大丁と加勢丁
出典: フリー百科事典『ウィキペディア(Wikipedia)』 (2021/02/06 18:15 UTC 版)
大丁とは、役七夕を催行するにあたっての町組の中での当番であり、祭りの諸事一切を取り決めて加勢丁を主導し、七夕灯籠の運行では最後尾を務める。大丁と加勢丁の立場の違いは七夕灯籠の鯱飾りにも表れており、大丁の鯱はヒレを張り出したギザギザの尾で、加勢丁のそれはなだらかな丸みがつけられ、鯱の尾の部分に雲が書き入れられている。一方、町組の中での親町の立場は、儀礼化されている大丁と加勢丁の連絡・応接の中で、権威として色濃く残っている。枝町が大丁を務める場合、親町から正式な大丁要請の使者が来て、それを受諾し使者をもって返答することではじめて大丁として振る舞えるのである。

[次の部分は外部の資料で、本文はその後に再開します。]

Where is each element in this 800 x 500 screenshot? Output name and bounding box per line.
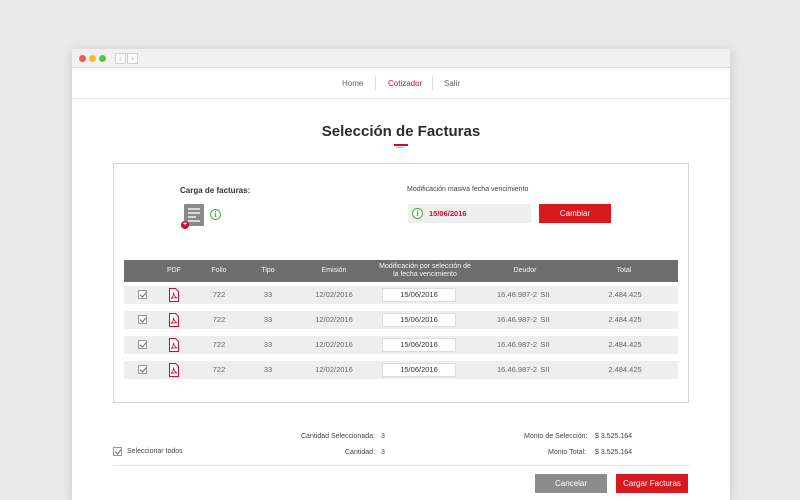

なお、本段落冒頭で「大丁とは、役七夕を催行するにあたっての町組の中での当番」と記したが、この意味合いで大丁という語を用いるのは上町組、万町組、清助町組、柳町組であり、大町組では役七夕の当番を指して「親丁」と言い、町組の中の親町を指して「大丁」と言っており、用語の意味合いが逆転している。昭和30年代から40年代にかけての新聞報道でもしばしば七夕の当番町を親町(親丁)と記したものがあったり、大丁という語句を用いず単に当番町(当番丁)と記すケースも多くみられることから、親丁と大丁の用語の意味と語法は絶対的なものでなく、慣習や時代の経過によって変化しうるものと考えられる。 役七夕の実行組織である「若」の内部では、上下関係が厳格に守られており、8月1日の会所開きをはじめとして、行事の節々で厳粛な作法が求められる。その一方で、五町組間での引継ぎは行われず、毎年祭りが終わると暗黙の了解のもと翌年の組に引き継がれているのである。大町組、上町組、万町組、清助町組、柳町組というローテーションは明治中期以降暗黙の裡に引き継がれ続けてきたものであり、またこれら五町組を横断する組織も存在しない。しかし、旧能代港町の町割りに沿った五町組の枠組みは、その後の市街地の拡大に必ずしも対応するものでなく、五町組の改革は役七夕を全市的な行事に改めるための七夕改革論の焦点として、後々まで横たわることになるのである。